Night trains have secret lives. Italy has vanished behind us, the Venetian hotel workers have long since left and gone to beds on solid ground. We’re now in the Austrian town of Villach where raucous, helmeted , hammering men in greasy yellow outfits seem to be welding us to the train behind.

Venetian rain has been replaced by snow. I leave the blind up and watch the thick flakes falling onto the deserted platform. I could happily ride forever on trains through snowbound landscapes which is probably a good thing because this is 14 hour journey and Daniel says the train is often an hour or two late. I fall asleep reading about Mozart and Prague. The great man himself conducted the premier of Don Giovanni there in 1787. And he had to get there in a horse drawn carriage.

I wake up in a snowbound village in Bohemia.

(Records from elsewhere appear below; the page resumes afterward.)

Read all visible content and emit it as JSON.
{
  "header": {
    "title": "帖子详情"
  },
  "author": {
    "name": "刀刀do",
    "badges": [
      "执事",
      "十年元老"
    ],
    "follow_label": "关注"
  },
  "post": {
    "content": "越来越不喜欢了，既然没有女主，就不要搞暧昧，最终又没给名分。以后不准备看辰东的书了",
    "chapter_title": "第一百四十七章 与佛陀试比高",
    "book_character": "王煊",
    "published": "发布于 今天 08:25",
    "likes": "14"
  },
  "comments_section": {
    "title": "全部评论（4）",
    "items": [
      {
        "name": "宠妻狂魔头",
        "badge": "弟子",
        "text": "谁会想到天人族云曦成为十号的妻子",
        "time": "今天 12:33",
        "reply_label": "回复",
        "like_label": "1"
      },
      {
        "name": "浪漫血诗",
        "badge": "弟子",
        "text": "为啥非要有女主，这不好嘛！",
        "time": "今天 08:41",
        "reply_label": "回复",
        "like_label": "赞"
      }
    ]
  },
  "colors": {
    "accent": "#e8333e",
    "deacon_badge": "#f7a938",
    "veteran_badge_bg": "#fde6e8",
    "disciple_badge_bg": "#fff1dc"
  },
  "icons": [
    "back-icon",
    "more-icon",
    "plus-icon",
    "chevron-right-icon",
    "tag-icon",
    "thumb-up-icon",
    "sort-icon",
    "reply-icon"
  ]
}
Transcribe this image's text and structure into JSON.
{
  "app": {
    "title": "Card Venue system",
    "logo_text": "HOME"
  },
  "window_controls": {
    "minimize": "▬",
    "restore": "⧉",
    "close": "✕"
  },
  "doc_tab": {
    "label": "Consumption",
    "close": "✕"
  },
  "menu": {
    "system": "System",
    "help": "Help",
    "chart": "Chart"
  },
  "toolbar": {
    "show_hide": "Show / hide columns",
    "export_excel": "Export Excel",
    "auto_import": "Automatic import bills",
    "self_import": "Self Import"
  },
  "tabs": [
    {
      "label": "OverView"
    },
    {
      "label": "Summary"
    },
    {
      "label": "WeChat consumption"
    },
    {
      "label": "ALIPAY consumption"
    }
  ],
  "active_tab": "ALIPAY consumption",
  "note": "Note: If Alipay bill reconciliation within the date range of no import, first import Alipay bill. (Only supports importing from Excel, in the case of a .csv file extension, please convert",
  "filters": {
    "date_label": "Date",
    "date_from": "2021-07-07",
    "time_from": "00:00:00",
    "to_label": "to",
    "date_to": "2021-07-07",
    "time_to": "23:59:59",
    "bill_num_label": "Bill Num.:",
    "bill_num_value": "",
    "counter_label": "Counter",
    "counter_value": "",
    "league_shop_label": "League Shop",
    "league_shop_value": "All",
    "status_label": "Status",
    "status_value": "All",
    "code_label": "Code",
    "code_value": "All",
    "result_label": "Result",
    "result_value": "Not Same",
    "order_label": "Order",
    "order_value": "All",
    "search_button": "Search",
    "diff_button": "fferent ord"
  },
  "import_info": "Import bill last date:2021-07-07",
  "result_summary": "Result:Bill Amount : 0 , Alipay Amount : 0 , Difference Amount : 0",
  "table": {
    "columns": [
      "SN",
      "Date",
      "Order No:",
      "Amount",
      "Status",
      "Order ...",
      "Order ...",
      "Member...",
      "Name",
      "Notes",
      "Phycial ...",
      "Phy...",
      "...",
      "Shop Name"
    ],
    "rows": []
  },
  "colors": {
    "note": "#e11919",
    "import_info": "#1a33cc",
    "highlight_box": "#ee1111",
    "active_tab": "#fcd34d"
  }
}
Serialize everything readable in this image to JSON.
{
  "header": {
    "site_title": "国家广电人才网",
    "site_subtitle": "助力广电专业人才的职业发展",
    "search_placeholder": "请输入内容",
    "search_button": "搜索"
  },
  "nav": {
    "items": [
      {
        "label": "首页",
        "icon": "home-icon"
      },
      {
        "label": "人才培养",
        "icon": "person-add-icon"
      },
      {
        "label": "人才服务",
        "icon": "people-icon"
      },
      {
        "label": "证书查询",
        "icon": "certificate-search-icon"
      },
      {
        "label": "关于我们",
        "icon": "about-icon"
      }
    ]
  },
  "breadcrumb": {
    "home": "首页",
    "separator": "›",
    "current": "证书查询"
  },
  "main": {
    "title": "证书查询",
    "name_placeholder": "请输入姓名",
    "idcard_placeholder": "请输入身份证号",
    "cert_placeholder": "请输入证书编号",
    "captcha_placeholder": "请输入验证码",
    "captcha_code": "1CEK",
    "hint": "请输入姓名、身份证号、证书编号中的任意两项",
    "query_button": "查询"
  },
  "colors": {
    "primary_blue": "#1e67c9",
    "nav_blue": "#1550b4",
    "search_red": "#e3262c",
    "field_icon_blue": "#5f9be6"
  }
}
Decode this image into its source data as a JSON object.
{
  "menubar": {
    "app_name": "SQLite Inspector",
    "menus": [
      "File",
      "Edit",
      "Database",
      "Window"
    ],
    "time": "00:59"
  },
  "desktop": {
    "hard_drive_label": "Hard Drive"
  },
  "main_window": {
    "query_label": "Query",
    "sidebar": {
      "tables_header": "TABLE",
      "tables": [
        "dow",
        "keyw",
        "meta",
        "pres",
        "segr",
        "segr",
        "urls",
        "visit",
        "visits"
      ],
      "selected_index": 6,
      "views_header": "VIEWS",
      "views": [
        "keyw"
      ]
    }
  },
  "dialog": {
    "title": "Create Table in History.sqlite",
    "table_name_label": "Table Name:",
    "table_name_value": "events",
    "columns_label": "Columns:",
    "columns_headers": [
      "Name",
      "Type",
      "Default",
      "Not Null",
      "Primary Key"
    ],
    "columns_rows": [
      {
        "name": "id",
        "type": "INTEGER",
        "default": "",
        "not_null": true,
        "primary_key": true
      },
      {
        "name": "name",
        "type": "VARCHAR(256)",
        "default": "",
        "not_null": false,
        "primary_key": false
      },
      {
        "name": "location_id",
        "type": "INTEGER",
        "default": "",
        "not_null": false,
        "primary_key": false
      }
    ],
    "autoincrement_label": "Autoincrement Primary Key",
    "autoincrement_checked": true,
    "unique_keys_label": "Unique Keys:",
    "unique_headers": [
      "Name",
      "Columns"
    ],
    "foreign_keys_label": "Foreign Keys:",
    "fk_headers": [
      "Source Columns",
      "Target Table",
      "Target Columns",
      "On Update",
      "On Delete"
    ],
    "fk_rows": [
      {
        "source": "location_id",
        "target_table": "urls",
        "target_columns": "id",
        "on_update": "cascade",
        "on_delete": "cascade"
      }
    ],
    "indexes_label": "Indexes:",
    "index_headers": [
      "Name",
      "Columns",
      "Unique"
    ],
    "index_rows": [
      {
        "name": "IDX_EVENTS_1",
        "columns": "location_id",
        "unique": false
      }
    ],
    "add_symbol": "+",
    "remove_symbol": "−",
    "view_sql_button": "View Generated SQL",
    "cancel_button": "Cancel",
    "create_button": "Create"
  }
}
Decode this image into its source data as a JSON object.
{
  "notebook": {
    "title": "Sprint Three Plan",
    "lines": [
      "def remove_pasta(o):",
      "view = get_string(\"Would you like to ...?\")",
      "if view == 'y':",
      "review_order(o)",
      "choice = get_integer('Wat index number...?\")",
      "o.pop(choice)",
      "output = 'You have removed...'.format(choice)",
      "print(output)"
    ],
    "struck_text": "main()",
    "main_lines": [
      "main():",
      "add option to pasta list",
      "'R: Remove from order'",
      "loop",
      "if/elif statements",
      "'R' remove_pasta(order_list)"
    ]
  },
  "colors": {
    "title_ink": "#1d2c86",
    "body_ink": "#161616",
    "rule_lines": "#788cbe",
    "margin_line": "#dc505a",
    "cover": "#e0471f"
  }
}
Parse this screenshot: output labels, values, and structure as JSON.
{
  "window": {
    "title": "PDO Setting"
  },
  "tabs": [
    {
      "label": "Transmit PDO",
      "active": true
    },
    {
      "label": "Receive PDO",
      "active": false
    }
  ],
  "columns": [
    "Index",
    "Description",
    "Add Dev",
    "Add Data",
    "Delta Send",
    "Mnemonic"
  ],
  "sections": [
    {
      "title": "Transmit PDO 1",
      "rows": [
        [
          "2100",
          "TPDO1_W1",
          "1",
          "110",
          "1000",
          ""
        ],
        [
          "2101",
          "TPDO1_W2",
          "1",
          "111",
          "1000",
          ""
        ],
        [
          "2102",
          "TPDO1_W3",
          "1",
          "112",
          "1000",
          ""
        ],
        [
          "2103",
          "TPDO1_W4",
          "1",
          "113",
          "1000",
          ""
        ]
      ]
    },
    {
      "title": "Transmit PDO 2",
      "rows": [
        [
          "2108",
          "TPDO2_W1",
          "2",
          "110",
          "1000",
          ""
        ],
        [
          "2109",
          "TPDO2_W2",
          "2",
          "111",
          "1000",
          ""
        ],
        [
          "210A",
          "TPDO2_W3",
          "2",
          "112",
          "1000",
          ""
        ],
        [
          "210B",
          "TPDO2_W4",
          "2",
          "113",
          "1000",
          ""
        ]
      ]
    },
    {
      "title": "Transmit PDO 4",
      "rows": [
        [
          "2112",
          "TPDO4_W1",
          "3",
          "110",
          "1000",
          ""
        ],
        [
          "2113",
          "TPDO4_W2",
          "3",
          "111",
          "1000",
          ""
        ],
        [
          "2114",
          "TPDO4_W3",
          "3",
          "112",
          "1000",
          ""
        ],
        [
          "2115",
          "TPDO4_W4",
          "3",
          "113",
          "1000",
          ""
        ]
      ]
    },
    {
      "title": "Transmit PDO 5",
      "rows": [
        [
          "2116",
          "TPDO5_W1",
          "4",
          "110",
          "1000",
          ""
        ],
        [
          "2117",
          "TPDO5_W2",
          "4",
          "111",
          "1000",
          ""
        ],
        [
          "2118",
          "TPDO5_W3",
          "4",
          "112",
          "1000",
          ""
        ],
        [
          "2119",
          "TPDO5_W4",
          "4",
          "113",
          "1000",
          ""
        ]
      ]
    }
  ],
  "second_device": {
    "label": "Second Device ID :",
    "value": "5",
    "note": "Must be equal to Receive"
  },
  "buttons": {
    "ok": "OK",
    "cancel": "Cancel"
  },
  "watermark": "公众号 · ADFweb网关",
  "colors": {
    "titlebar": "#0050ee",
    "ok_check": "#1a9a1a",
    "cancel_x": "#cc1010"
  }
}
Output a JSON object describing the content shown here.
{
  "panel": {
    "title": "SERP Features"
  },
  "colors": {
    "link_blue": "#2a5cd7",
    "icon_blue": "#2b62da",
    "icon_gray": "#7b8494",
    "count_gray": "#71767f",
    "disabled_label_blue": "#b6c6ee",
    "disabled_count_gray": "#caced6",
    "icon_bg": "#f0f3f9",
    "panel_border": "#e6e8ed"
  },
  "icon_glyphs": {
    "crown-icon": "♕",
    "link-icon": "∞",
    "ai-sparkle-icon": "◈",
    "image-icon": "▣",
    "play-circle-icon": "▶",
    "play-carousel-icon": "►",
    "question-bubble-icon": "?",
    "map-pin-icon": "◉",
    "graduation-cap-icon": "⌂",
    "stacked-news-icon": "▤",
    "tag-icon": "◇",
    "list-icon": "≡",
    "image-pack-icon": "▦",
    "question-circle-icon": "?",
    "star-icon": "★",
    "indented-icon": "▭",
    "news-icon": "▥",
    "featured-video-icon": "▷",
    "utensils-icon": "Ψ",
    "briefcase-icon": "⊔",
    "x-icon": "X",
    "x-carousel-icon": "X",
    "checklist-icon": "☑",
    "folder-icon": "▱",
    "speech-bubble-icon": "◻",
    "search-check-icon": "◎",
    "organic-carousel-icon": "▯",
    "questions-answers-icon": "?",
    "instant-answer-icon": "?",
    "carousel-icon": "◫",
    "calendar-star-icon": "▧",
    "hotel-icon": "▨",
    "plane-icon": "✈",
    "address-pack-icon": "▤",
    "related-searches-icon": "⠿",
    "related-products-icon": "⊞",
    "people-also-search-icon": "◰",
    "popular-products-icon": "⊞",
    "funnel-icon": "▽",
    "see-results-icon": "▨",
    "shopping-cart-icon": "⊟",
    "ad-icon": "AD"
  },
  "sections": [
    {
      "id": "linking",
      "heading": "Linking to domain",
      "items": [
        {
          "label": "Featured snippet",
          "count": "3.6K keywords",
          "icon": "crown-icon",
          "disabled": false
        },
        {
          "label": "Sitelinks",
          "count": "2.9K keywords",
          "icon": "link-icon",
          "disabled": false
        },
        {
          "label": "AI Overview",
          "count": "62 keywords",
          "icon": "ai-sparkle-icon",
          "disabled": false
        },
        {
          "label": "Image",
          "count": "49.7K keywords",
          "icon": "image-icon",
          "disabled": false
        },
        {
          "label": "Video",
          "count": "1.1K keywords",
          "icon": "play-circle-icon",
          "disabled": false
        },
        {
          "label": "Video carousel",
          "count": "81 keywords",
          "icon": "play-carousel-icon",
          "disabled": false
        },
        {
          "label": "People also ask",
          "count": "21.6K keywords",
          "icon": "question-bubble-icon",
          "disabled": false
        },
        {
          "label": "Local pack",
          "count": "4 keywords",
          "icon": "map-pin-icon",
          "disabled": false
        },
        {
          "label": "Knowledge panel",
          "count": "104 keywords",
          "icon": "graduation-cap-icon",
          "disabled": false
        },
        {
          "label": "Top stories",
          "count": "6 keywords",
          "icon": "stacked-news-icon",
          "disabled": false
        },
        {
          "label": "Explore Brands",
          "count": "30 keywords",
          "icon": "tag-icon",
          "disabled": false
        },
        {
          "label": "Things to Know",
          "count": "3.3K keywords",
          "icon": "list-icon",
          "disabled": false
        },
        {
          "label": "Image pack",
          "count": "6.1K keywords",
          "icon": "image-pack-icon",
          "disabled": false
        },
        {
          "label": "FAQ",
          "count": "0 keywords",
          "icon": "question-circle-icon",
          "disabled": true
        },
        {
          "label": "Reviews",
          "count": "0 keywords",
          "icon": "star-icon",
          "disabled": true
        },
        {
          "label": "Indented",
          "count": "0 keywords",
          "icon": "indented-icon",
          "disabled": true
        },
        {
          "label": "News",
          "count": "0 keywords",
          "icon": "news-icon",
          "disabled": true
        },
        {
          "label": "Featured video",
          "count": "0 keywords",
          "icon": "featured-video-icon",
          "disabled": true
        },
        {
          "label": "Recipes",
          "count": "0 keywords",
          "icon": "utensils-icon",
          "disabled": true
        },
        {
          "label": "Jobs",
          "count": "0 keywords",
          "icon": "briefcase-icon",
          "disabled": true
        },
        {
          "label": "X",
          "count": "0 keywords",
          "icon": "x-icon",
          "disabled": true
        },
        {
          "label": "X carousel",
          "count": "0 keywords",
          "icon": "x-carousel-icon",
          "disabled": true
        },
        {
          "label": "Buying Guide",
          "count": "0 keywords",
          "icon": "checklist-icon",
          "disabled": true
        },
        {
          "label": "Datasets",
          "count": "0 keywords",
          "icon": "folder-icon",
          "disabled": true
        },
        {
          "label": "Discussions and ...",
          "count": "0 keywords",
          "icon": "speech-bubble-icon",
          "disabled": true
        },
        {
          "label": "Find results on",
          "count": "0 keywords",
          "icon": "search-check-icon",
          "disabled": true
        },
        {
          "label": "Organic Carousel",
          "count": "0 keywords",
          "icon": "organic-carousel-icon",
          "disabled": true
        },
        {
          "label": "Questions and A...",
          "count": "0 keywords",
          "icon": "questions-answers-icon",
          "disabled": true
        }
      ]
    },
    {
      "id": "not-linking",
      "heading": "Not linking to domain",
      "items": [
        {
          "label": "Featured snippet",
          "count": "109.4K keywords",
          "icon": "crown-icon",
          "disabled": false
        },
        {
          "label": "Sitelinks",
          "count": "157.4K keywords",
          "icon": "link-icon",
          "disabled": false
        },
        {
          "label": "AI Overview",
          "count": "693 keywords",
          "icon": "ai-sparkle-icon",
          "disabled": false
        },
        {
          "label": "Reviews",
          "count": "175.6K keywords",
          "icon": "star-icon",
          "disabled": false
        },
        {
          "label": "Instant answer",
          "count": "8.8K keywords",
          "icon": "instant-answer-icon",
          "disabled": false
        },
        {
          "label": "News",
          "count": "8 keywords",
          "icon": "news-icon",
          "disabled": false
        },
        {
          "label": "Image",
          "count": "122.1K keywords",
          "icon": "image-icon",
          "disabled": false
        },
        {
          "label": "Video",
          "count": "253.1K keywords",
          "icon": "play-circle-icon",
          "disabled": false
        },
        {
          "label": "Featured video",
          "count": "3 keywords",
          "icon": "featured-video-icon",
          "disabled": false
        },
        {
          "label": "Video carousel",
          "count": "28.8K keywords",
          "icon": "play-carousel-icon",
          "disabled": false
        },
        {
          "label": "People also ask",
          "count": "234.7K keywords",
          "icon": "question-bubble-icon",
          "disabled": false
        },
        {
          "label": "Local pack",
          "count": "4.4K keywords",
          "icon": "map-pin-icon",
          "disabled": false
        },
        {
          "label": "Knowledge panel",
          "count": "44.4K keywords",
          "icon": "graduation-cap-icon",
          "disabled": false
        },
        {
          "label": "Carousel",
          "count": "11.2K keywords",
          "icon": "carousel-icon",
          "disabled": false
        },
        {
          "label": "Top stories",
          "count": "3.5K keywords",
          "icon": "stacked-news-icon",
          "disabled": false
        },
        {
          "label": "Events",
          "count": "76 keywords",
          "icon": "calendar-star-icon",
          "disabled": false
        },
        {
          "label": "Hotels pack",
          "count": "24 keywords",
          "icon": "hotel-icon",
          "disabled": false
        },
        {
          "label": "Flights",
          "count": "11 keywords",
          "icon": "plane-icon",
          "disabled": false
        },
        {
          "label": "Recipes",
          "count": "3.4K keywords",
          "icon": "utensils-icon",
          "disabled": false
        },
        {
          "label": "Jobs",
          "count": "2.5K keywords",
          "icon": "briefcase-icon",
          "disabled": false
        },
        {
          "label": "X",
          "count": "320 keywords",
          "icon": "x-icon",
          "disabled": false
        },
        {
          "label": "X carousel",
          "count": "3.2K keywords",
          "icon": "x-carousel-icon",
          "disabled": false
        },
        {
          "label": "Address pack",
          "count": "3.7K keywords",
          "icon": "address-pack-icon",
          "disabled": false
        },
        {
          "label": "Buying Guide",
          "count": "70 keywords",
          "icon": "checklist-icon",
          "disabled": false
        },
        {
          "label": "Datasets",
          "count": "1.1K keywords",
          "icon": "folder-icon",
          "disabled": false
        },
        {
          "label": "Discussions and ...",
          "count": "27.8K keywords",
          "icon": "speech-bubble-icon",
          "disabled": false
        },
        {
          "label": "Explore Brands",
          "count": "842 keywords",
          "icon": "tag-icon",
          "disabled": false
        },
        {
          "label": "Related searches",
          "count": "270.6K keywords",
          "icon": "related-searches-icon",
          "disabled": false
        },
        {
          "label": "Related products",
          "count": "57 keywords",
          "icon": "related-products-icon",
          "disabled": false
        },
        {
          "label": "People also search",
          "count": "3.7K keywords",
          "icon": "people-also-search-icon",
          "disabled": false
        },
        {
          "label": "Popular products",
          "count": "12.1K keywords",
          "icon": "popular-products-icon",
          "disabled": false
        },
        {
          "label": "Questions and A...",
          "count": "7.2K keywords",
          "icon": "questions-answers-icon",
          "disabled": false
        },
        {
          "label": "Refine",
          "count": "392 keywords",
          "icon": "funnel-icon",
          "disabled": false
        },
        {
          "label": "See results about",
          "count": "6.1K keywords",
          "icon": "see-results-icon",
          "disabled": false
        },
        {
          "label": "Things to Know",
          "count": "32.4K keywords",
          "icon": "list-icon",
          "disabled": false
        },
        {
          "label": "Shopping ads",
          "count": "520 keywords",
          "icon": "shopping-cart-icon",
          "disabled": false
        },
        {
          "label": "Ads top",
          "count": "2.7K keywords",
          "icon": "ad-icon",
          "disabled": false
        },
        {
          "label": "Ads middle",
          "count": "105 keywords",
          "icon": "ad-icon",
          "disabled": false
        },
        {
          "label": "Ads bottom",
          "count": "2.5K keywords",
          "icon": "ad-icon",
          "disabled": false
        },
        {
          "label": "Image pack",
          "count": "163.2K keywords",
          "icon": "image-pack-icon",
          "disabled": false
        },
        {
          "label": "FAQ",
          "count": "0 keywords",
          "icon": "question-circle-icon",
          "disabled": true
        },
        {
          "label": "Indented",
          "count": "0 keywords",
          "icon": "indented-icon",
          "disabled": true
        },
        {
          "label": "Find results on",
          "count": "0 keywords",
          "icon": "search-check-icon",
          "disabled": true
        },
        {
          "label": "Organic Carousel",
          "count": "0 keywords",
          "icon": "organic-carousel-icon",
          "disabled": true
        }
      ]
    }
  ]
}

My Don Giovanni’s first stop in the Czech Republic is Horni Dvoristi which seems appropriate enough. The steeples in the villages are different here – more elaborate, extravagant and romantic than in Austria. The tracks are lined with pale blue spruce trees – the only colour in a vast white land where snow seeps into sky – until the beige of a lone baby deer in the forest.

Daniel brings breakfast of tea and roll. The white emptiness suddenly fills with warehouses, factories, paper mills, grain silos and Czechs on their way to work, some of them cycling along ice-covered streets. How do they manage that? Tescos and McDonalds loom as Prague approaches.

An hour later, I’m lying in a candlelit cave at the Hotel Hoffmeister having the rattling night on a couchette smoothed out of my back by a warm oil massage. This hotel is the Prague base of “Amadeus” director Milos Forman. I’m feeling pleased with the Mozart/Don Giovanni connection until later in a real bed in my peaceful room when I leaf through the train timetable and see that the Don Giovanni train broke away, in fact, at 4 am in Salzburg and headed for Vienna. Typical.

Austrian railways Venice-Prague www.oebb.at 80 euros one way with couchette.